6. What this ADR does not decide

  • Behavioral response per mode (hover, slow ascent, blind RTL, kill) — that is ADR-0009.
  • Concrete VO/SLAM algorithm choice — that is a Phase 4 decision.
  • Exact covariance inflation models — those live in docs/specs/uncertainty.md and may evolve without an ADR, as long as the contract above holds.
  • ML-based perception failure detection — explicitly out of scope. ML may be an opt-in consumer of the catalog, never a replacement.

Consequences

Positive.

  • A single, named vocabulary for perception failure across the codebase. Code review can reject ad-hoc thresholds.
  • Telemetry and replay carry mode transitions automatically, so any flight incident is reproducible.
  • ADR-0009 can be a thin behavioral policy on top of a stable mechanism layer.
  • Estimate[T] makes covariance presence a type-level concern. A consumer that forgets to check validity is visible in review.
  • Backends that lack ground truth (Gazebo, hardware) are not penalized: Estimate.covariance == None is illegal there by construction.

Negative.

  • Estimate[T] wrapping adds boilerplate at every module boundary. Mitigated by helpers in core.uncertainty.
  • The catalog is closed. Adding a new mode requires a new ADR (or an explicit "this ADR supersedes 0008" if the change is structural). This is deliberate — silent expansion of failure-mode taxonomies is exactly how SLAM stacks rot.
  • Thresholds need empirical tuning per scenario. Default values above are starting points, not promises.
  • Estimators must implement covariance inflation explicitly; this is non-trivial work in Phase 3.

Alternatives considered

A. Implicit confidence scalars only. Producers emit a single confidence ∈ [0, 1]; consumers decide what to do. Rejected: opacifies what "0.4 confidence" means across modules; covariance information is lost; mission code accumulates magic numbers.

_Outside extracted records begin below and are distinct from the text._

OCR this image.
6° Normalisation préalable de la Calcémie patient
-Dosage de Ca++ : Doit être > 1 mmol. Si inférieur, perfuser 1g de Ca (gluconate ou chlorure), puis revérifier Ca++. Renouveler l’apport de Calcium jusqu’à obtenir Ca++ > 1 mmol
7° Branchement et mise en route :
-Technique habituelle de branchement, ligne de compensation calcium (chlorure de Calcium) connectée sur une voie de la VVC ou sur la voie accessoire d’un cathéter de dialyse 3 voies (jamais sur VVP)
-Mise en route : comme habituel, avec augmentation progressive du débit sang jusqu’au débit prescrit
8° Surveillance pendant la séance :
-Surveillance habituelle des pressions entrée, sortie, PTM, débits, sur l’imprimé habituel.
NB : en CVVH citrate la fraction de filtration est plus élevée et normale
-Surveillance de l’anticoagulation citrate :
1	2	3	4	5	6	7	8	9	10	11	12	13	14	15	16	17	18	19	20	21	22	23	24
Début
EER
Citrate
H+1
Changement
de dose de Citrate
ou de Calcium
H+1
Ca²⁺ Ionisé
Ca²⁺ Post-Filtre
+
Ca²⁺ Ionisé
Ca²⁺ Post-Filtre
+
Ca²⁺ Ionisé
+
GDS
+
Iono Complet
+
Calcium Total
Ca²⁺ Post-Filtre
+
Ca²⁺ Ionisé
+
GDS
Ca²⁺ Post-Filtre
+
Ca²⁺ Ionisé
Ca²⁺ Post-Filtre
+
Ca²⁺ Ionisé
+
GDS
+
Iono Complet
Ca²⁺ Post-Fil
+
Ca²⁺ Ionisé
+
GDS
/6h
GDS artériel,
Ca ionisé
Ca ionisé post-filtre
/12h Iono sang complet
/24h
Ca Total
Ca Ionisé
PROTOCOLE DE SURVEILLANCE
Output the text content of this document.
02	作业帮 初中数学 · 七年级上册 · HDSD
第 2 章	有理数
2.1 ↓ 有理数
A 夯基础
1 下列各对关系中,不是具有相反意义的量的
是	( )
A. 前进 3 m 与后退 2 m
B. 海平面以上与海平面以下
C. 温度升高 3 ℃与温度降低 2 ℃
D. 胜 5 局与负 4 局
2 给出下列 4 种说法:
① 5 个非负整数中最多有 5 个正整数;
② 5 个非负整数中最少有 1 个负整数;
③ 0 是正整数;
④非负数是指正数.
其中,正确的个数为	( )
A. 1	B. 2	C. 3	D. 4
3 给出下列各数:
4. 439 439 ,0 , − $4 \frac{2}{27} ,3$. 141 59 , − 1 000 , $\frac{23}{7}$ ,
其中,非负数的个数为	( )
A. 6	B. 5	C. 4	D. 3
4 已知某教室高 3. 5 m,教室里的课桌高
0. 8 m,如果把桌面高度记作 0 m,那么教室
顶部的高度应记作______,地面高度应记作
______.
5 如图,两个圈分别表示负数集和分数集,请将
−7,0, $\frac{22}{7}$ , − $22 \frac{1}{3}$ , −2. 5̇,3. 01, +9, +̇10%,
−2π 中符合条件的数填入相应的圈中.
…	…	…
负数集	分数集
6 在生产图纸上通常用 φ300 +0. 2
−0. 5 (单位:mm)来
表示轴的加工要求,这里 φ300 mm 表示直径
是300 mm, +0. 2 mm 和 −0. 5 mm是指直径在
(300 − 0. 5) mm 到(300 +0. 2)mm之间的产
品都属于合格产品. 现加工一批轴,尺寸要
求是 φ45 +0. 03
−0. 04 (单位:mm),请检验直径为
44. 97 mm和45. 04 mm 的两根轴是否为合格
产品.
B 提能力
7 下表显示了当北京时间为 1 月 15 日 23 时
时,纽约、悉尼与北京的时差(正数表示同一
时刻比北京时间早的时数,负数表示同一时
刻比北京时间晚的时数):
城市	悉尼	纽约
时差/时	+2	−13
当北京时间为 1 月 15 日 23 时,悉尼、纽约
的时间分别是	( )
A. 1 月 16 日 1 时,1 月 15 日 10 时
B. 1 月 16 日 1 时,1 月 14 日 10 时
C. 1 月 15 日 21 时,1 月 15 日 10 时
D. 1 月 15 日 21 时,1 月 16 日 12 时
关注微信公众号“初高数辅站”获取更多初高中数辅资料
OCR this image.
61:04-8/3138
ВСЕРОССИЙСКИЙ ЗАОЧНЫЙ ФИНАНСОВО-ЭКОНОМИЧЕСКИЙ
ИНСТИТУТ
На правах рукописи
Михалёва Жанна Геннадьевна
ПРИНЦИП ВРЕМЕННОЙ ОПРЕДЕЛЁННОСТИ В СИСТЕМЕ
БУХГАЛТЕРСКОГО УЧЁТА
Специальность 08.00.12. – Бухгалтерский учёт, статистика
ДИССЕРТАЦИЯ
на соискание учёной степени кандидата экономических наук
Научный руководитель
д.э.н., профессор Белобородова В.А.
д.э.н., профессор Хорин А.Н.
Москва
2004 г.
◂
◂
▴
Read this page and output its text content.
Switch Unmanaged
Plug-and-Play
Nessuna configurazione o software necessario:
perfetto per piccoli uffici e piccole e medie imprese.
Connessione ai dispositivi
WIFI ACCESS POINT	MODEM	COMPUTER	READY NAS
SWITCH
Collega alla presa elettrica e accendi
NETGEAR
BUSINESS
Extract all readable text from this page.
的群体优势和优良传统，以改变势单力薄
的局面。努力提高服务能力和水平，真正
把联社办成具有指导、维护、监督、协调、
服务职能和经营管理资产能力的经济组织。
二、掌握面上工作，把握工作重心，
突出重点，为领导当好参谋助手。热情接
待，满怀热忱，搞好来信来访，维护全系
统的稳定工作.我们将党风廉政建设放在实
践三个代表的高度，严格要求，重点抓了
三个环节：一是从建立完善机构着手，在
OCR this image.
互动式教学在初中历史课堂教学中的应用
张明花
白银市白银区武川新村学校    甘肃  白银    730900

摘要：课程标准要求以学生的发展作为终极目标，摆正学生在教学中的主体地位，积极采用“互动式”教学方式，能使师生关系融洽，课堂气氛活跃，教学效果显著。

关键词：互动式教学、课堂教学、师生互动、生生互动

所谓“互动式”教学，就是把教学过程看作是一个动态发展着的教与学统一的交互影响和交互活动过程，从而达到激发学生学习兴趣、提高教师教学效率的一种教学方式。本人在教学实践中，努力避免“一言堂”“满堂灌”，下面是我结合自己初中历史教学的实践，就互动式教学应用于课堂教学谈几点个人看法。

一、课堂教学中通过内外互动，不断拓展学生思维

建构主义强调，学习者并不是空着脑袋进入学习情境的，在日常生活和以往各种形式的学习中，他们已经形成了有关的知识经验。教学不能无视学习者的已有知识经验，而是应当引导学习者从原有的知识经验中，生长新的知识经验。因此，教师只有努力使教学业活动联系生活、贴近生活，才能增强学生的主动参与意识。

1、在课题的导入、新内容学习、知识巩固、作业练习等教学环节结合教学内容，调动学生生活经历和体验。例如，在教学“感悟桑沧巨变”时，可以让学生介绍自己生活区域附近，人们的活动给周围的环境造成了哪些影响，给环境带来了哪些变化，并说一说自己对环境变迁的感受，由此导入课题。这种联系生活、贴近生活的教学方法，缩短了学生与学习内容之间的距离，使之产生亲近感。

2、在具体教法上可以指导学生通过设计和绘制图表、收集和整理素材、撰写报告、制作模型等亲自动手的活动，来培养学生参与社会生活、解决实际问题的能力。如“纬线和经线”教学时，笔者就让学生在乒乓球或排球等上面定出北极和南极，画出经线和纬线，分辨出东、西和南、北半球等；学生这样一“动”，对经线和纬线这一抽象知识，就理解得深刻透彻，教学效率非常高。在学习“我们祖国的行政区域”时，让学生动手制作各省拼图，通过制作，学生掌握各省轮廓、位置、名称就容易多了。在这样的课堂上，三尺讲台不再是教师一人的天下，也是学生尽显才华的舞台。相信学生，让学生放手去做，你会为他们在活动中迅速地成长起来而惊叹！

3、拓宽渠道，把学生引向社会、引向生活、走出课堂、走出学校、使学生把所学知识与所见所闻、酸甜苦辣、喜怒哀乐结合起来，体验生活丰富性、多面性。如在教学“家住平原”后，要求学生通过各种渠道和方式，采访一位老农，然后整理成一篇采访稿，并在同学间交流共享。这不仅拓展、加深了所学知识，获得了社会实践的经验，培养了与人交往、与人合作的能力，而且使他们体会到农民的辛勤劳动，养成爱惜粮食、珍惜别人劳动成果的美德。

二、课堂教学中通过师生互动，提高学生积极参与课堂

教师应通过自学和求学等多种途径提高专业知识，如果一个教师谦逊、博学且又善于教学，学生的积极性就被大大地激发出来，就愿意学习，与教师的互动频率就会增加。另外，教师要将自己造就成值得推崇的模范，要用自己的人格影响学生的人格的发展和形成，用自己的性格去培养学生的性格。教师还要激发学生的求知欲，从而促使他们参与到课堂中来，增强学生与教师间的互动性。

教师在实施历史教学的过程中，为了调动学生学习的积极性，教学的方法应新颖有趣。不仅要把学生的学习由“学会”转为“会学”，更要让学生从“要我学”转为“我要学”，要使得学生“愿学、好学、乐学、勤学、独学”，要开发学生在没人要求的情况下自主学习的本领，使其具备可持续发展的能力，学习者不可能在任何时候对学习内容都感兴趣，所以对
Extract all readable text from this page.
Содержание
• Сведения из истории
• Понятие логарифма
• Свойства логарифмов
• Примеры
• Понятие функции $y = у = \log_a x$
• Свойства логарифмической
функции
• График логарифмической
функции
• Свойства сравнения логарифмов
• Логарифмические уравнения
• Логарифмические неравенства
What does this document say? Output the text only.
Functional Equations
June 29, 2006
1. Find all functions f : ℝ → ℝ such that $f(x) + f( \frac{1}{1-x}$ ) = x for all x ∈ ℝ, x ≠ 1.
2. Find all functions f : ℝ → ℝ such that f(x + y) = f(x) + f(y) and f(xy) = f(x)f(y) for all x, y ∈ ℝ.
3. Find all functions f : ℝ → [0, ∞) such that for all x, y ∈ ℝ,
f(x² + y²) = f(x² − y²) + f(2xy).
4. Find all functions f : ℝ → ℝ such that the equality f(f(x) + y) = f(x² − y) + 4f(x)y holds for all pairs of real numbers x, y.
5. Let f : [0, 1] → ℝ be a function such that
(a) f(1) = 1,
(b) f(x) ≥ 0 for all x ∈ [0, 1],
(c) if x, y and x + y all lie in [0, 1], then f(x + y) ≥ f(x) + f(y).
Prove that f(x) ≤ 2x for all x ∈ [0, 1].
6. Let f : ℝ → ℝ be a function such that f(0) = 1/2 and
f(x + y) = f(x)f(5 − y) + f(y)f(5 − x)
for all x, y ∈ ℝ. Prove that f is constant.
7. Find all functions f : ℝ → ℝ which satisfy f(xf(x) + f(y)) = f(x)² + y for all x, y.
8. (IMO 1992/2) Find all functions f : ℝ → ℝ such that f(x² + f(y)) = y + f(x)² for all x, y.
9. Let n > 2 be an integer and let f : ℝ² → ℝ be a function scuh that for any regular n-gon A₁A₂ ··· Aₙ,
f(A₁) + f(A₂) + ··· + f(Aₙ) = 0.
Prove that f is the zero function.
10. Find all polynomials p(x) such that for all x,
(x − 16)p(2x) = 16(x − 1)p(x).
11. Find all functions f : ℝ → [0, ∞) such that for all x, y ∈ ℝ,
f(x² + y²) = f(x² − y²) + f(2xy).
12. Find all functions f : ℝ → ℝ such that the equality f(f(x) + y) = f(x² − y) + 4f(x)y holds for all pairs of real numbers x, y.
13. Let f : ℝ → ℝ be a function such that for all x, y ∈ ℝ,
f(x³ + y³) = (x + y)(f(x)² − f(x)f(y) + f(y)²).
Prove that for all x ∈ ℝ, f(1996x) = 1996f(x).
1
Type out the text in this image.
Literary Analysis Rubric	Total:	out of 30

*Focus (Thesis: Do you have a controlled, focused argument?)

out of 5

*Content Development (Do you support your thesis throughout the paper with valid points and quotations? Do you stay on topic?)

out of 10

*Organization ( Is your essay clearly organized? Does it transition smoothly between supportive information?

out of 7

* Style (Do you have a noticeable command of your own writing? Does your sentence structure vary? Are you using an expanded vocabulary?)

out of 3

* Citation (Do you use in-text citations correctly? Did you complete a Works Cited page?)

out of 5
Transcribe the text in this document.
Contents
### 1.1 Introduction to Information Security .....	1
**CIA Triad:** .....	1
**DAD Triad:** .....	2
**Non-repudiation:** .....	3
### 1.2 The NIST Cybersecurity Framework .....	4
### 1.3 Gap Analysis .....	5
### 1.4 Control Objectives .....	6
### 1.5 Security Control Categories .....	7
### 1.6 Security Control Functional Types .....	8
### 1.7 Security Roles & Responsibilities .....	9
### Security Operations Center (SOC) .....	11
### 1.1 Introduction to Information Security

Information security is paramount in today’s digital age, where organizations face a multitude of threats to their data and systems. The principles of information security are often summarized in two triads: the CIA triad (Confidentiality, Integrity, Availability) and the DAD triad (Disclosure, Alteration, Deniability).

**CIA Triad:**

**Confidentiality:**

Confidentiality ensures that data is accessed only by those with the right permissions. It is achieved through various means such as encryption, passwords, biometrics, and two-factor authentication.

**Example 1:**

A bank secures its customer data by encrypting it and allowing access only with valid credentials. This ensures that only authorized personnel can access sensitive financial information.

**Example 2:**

B. Per-module ad-hoc failure flags. Each consumer invents its own checks. Rejected: this is the status quo we are escaping. It produces untestable behavior under degradation.

C. Continuous "health score" instead of discrete modes. Single scalar per perception channel. Rejected: control and mission code want to dispatch on a few qualitative states, not threshold-on-a-float. A continuous score can still exist inside a mode (for fine-grained covariance inflation), but the boundary contract is discrete.

D. Learned failure detector (anomaly model). A model classifies perception quality. Rejected as the primary mechanism: not interpretable, not deterministic, not auditable, breaks replay. May be added later as an opt-in producer whose output flows through the same Estimate envelope.

E. Defer the decision to ADR-0009. Reject the split; put modes and behavior in one document. Rejected: mechanism (this ADR) and policy (ADR-0009) have different change rates. The catalog is structural and should not be coupled to behavioral debates.

F. Optional[T] instead of Estimate[T]. Use Python's standard option type and rely on documentation for uncertainty. Rejected: option type collapses STALE and INVALID into None; covariance has nowhere to live; producers cannot communicate degradation without losing the value.